Undoubtedly, preparatory poses for inversions plays an important role in training the body. During the initial months of practice, I only did the preparatory poses, because that’s all I could manage. They are also a great way to know if your body is ready to go upside down. It feels like magic when after weeks of practicing, one day suddenly you are defying gravity. Apart from Shoulder stand, Tripod headstand was the first inversion I was able to, where you are balancing your body on your head and palms. If you are able to hold a Pike tripod headstand, then you can gradually straighten your body into a headstand. I initially started practicing against the wall and then slowly moved away. It took me months to get there. Few rounds of Suryanamaskars to warm up the body, followed by standing stretches and then the preparatory poses.
This was me in Sept 2015, barely able to keep straight, elbows flayed out, feet not together!!
My inversions are still a work in progress. I haven’t moved away from the wall for most of them yet and can hold them only for a couple of seconds. But to get there itself involves an hour of practicing Hatha yoga and variation of planks.

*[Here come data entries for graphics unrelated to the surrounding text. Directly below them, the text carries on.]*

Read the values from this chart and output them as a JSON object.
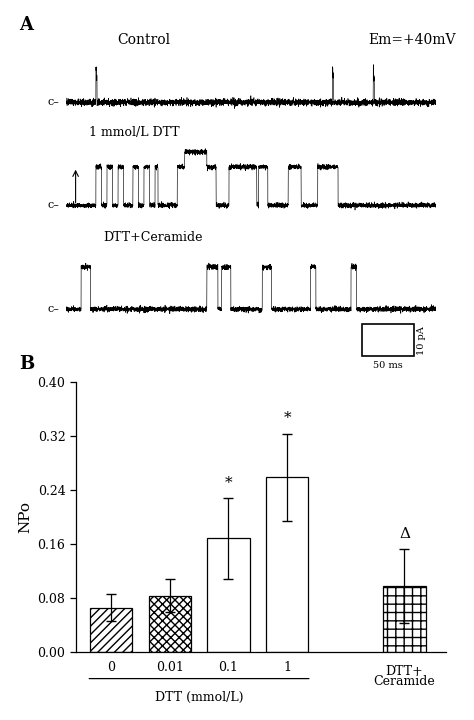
{
  "panel_A_label": "A",
  "panel_B_label": "B",
  "control_label": "Control",
  "em_label": "Em=+40mV",
  "trace1_label": "1 mmol/L DTT",
  "trace3_label": "DTT+Ceramide",
  "scale_x_label": "50 ms",
  "scale_y_label": "10 pA",
  "bar_values": [
    0.065,
    0.083,
    0.168,
    0.258,
    0.097
  ],
  "bar_errors": [
    0.02,
    0.025,
    0.06,
    0.065,
    0.055
  ],
  "bar_labels": [
    "0",
    "0.01",
    "0.1",
    "1",
    "DTT+\nCeramide"
  ],
  "xlabel_group1": "DTT (mmol/L)",
  "ylabel": "NPo",
  "ylim": [
    0.0,
    0.4
  ],
  "yticks": [
    0.0,
    0.08,
    0.16,
    0.24,
    0.32,
    0.4
  ],
  "significance_markers": [
    "",
    "",
    "*",
    "*",
    "Δ"
  ],
  "background_color": "white",
  "figure_width": 4.74,
  "figure_height": 7.2
}
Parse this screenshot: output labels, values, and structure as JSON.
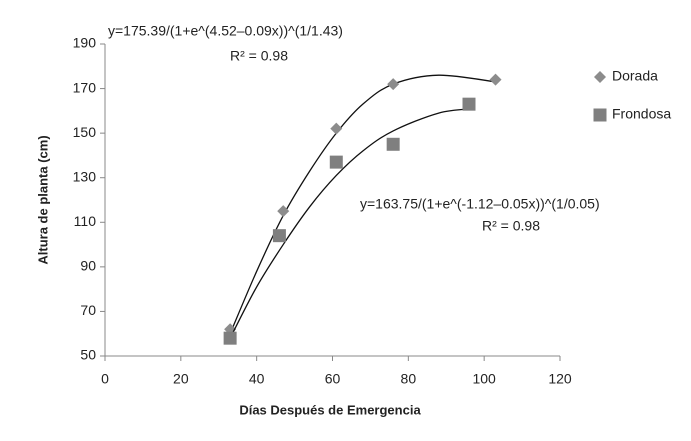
{
  "chart_data": {
    "type": "scatter",
    "xlabel": "Días Después de Emergencia",
    "ylabel": "Altura de planta (cm)",
    "xlim": [
      0,
      120
    ],
    "xticks": [
      0,
      20,
      40,
      60,
      80,
      100,
      120
    ],
    "ylim": [
      50,
      190
    ],
    "yticks": [
      50,
      70,
      90,
      110,
      130,
      150,
      170,
      190
    ],
    "grid": false,
    "legend": "right",
    "series": [
      {
        "name": "Dorada",
        "color": "#8c8c8c",
        "marker": "diamond",
        "x": [
          33,
          47,
          61,
          76,
          103
        ],
        "values": [
          62,
          115,
          152,
          172,
          174
        ],
        "trend": {
          "x": [
            33,
            40,
            47,
            54,
            61,
            68,
            76,
            88,
            103
          ],
          "values": [
            60,
            88,
            113,
            133,
            150,
            163,
            172,
            176,
            173
          ]
        }
      },
      {
        "name": "Frondosa",
        "color": "#7f7f7f",
        "marker": "square",
        "x": [
          33,
          46,
          61,
          76,
          96
        ],
        "values": [
          58,
          104,
          137,
          145,
          163
        ],
        "trend": {
          "x": [
            33,
            40,
            47,
            54,
            61,
            68,
            76,
            88,
            97
          ],
          "values": [
            58,
            81,
            100,
            117,
            131,
            142,
            151,
            159,
            161
          ]
        }
      }
    ],
    "annotations": [
      "y=175.39/(1+e^(4.52–0.09x))^(1/1.43)",
      "R² = 0.98",
      "y=163.75/(1+e^(-1.12–0.05x))^(1/0.05)",
      "R² = 0.98"
    ]
  }
}
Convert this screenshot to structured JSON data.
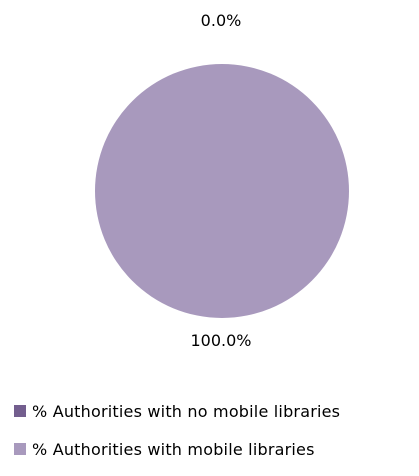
{
  "chart_data": {
    "type": "pie",
    "title": "",
    "slices": [
      {
        "label": "% Authorities with no mobile libraries",
        "value": 0.0,
        "display": "0.0%",
        "color": "#735e8e"
      },
      {
        "label": "% Authorities with mobile libraries",
        "value": 100.0,
        "display": "100.0%",
        "color": "#a899bd"
      }
    ],
    "legend_position": "bottom"
  }
}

I find forearm stand extremely difficult. There’s very little space between my shoulders, head and floor. I never practice them without support and only after Headstands.
Dolphin pose is a great way to gauge how ready your body is. Practicing the pose against the wall will help you to form a proper form and grow stronger to do hold this pose.
As you might have read, I only started holding handstand since this February..
In my attempt to get that heady feel of balancing on arms, I used to practice between doorways or ‘one legged handstand’ (1st in the below picture) with support from the wall. These slowly helped me in building shoulder and core strength.
What I learnt on my first day of headstand was never to get up immediately after doing inversion (I had to answer a call). You will see black spots and stars and moon and feel the rotation of Earth. Always rest in a child pose.
Stay Strong, stay humble!!
Note: Please consult a Doctor if you have suffered from injuries or any ailment before starting a fitness regime. I am only a beginner, a student and this post describes my practice and what works for me.